Mr. 3000: The 2004 sports comedy starring Bernie Mac centers on a Milwaukee Brewers player who retired upon achieving his 3,000th career hit. He returns to the team at age 47 when it’s found there was a clerical error and he was three hits short of the milestone.
Dawn of the Dead: No, we’re not talking about the 1978 George A. Romero zombie classic. We’re still happy to get the nod in the 2004 remake, set in fictional Everett, Wisconsin.
Our Vines Have Tender Grapes: The 1945 drama featuring Edward G. Robinson and Margaret O’Brien focuses on the Norwegian-American residents of a small, Wisconsin farming community.
Starman: The 1984 romance science fiction film was directed by John Carpenter and tells the tale of a humanoid alien who was shot down and crashed in northern Wisconsin. The film led to a television series.

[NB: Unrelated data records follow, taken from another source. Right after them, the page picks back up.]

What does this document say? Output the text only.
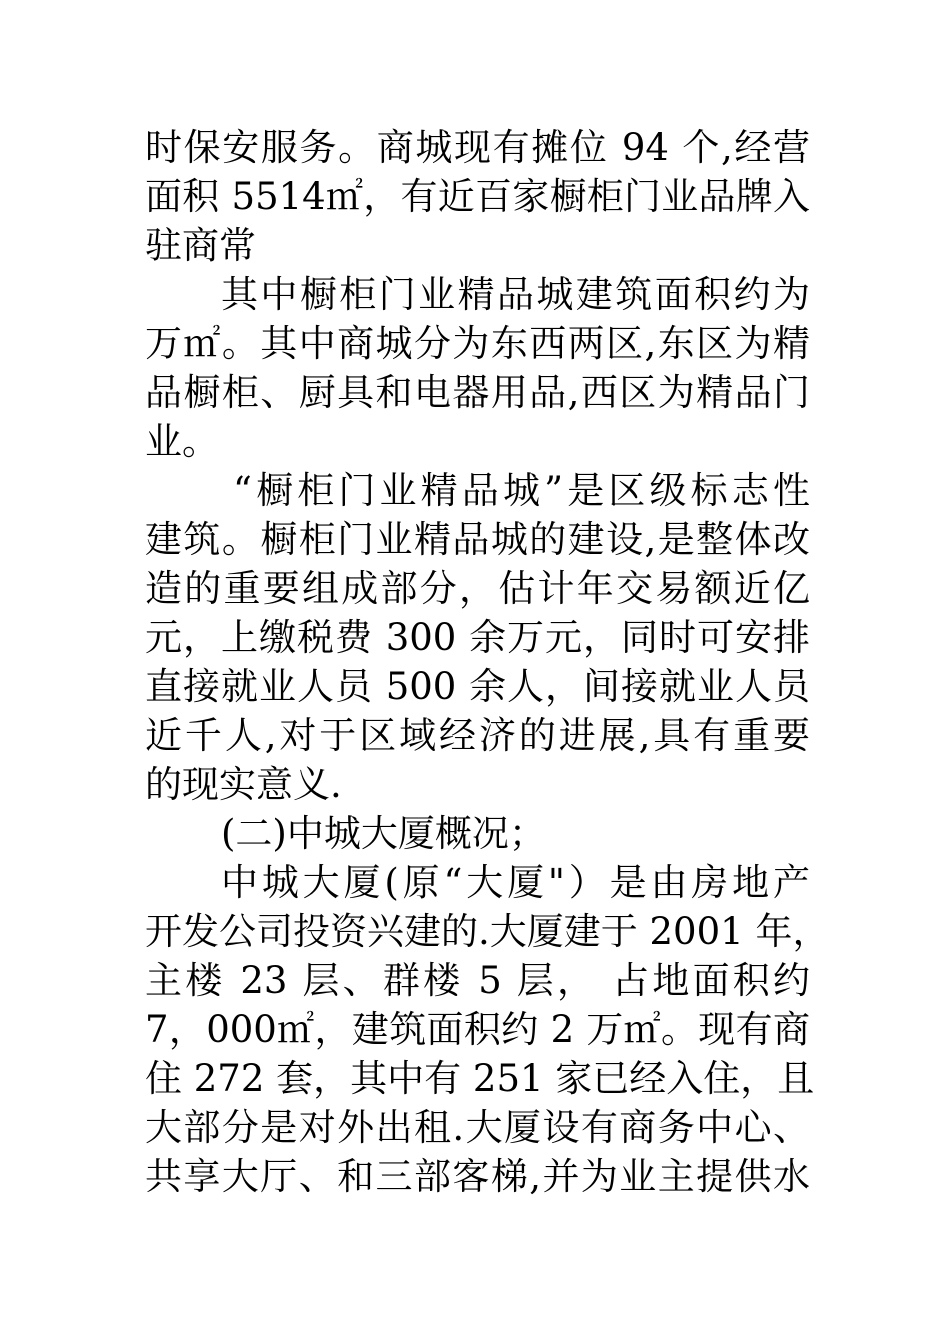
时保安服务。商城现有摊位 94 个,经营
面积 5514㎡，有近百家橱柜门业品牌入
驻商常
其中橱柜门业精品城建筑面积约为
万㎡。其中商城分为东西两区,东区为精
品橱柜、厨具和电器用品,西区为精品门
业。
“橱柜门业精品城”是区级标志性
建筑。橱柜门业精品城的建设,是整体改
造的重要组成部分，估计年交易额近亿
元，上缴税费 300 余万元，同时可安排
直接就业人员 500 余人，间接就业人员
近千人,对于区域经济的进展,具有重要
的现实意义.
(二)中城大厦概况；
中城大厦(原“大厦"）是由房地产
开发公司投资兴建的.大厦建于 2001 年，
主楼 23 层、群楼 5 层， 占地面积约
7，000㎡，建筑面积约 2 万㎡。现有商
住 272 套，其中有 251 家已经入住，且
大部分是对外出租.大厦设有商务中心、
共享大厅、和三部客梯,并为业主提供水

Wayne’s World: Sure, the majority of the movie is set in Illinois, but it makes the list as the best scene is set north of the border. Wayne and Garth receive backstage passes to an Alice Cooper concert, where the classic shock rocker shows his love for and historical knowledge of Milwaukee.
The Blues Brothers: We’ll use similar rationale here, as the climax of the film takes place “up north” at the fictional Palace Hotel Ballroom. Featuring shots of Milwaukee, it’s clear Wisconsin was the site of the epic return of the Blues Brothers after their three-year tour of Europe, Scandinavia and the subcontinent. Not to mention, we’re the site of the front stages of the most epic police chase in film history.
The Great Spider Invasion: It’s by no means a blockbuster. It lacks much of what people would consider in rating a movie as “good.” Still, The Great Spider Invasion, filmed and set in and around Merrill, Wisconsin, is considered a classic in the realm of B movies. It received treatment from Mystery Science Theater 3000. And it didn’t do too badly at the box office, gaining wide distribution and ranking among the top 50 grossing films of 1975.